Prenons l'accord de libre-échange signé avec la Nouvelle-Zélande. Validé le dernier jour de la présidence française, il libéralise le commerce avec un pays situé à 20 000 kilomètres de nos frontières. Il affaiblira notre secteur agricole en permettant aux agriculteurs néo-zélandais d'exporter vers l'Union européenne des quotas très importants de produits, sans qu'aucune clause miroir ait été prévue – contrairement à ce que vous affirmez, madame la secrétaire d'État –, c'est-à-dire sans obliger les produits importés à respecter les mêmes normes que ceux que nous produisons au sein de l'Union européenne. Emmanuel Macron avait pourtant promis d'en intégrer dans les futurs accords. C'est raté !

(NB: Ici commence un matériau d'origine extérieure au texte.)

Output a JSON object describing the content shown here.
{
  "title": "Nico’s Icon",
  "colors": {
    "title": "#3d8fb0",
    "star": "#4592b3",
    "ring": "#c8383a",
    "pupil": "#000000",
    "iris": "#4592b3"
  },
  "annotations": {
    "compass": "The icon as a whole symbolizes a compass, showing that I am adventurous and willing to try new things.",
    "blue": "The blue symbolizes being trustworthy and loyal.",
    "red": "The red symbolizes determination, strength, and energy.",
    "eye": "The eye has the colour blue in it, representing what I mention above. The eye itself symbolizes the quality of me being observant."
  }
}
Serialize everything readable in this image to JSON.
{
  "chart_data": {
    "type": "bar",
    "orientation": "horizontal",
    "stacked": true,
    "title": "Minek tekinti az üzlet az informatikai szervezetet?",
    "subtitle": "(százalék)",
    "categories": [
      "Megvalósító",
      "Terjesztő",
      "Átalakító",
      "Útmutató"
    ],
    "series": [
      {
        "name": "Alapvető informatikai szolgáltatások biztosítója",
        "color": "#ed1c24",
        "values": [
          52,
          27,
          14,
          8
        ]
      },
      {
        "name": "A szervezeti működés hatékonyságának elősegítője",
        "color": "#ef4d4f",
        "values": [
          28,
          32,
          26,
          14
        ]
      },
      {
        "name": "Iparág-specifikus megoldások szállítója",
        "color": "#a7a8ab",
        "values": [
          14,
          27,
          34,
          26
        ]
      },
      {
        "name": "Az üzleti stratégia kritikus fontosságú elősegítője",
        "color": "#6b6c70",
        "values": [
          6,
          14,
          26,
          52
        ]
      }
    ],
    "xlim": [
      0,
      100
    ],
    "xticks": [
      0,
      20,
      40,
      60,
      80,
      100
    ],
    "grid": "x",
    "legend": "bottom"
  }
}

Durant la même période, l'accord modernisé de libre-échange avec le Mexique a également très bien avancé ! Enfin, le fameux Traité sur la charte de l'énergie (TCE) n'a pas non plus été remis en cause, malgré les alertes très claires émanant de nombreuses organisations de la société civile sur la menace qu'il fait peser sur la capacité des États à mener leurs propres politiques de transition énergétique.

L'Union européenne défendue par Emmanuel Macron a également protégé tous les profiteurs de crise qui pullulent depuis quelques mois, à commencer par le secteur pharmaceutique. Au lancement de la présidence française de l'Union européenne, il était question de faire du vaccin contre la covid-19 un bien public mondial, afin de le distribuer massivement aux États qui ne disposent pas des finances nécessaires pour l'acheter. Alors que dans les pays pauvres moins d'un habitant sur cinq a été vacciné ne serait-ce qu'une seule fois, rien n'a été fait.

L'Union européenne et l'Organisation mondiale du commerce (OMC) se sont satisfaits d'un accord sur la levée temporaire des brevets, qui est totalement creux et ne résoudra en aucune manière les vrais problèmes de fond que seule la levée totale des brevets sur les vaccins aurait permis de régler.